Der 16. Bezirk in Wien ist eher verpönt. Der Anteil an Migranten ist hoch. «Als wir vor vier Jahren hierhergezogen sind, gab es hier noch keine im österreichischen Freikirchenatlas registrierte Gemeinde», erinnert sich Michael Wild. Obschon 100'000 Menschen im Bezirk leben. Doch sie sind offen für das Evangelium, beobachten Melanie und Michael Wild, die nach dem «Acts»-Programm hierhergezogen sind.Melanie und Michael Wild, was genau tut ihr in Wien?Michael: Seit vier Jahren leben wir im 16. Bezirk in Wien mit dem Ziel, hier eine Gemeinde zu gründen. In Zusammenarbeit mit dem G-Movement leiten wir den Verein «Hope 16» und versuchen, unseren Mitmenschen geistlich und sozial zu dienen. Gott hat uns viele Türen zu Kurden und Arabern geöffnet. Mit ihnen teilen wir unser Leben: Wir verbringen Zeit mit ihnen im Park, bauen Beziehungen auf, besuchen uns gegenseitig und versuchen, unseren Glauben an Jesus mit den Menschen zu teilen. Wenn sich Leute für Jesus öffnen, bieten wir Glaubenskurse an oder lesen mit ihnen in der Bibel.

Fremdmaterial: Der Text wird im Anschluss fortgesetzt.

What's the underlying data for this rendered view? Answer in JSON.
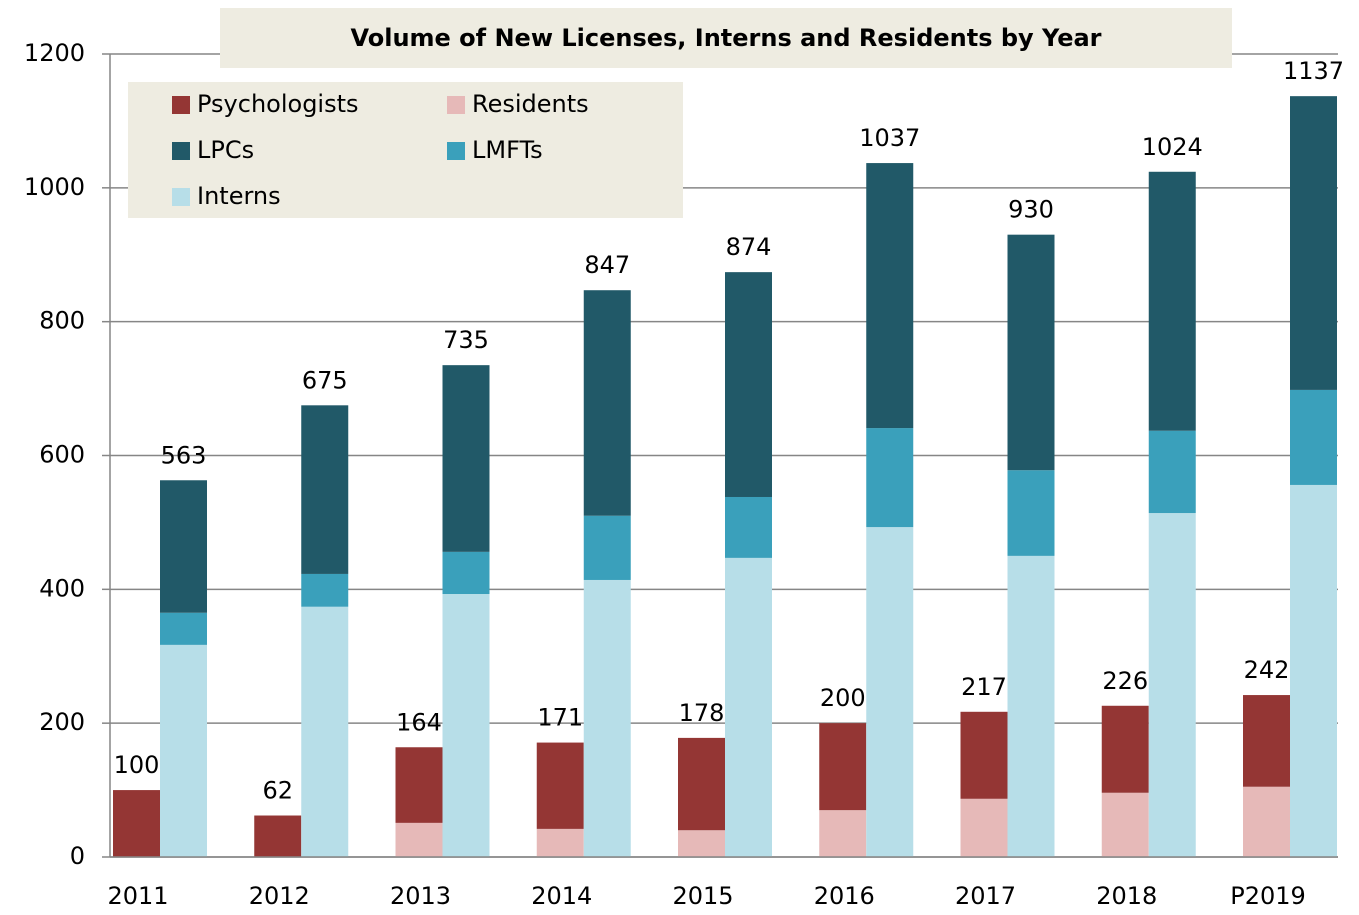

Melanie: Vor drei Jahren starteten wir ein Hausaufgabenhilfeprojekt für Migrantenkinder, wo wir mittlerweile pro Nachmittag 30 bis 40 Kinder betreuen. Zusätzlich bieten wir wöchentliche Kids-Nachmittage und Teens-Treffs an, wo wir mit den Kindern, die die Erlaubnis ihrer Eltern haben, unseren Glauben und biblische Geschichten teilen. Zudem gibt es bei uns auch Deutsch-Cafés für Frauen und eine Frauen-Sportgruppe.
Wie reagieren die Menschen auf euer Angebot?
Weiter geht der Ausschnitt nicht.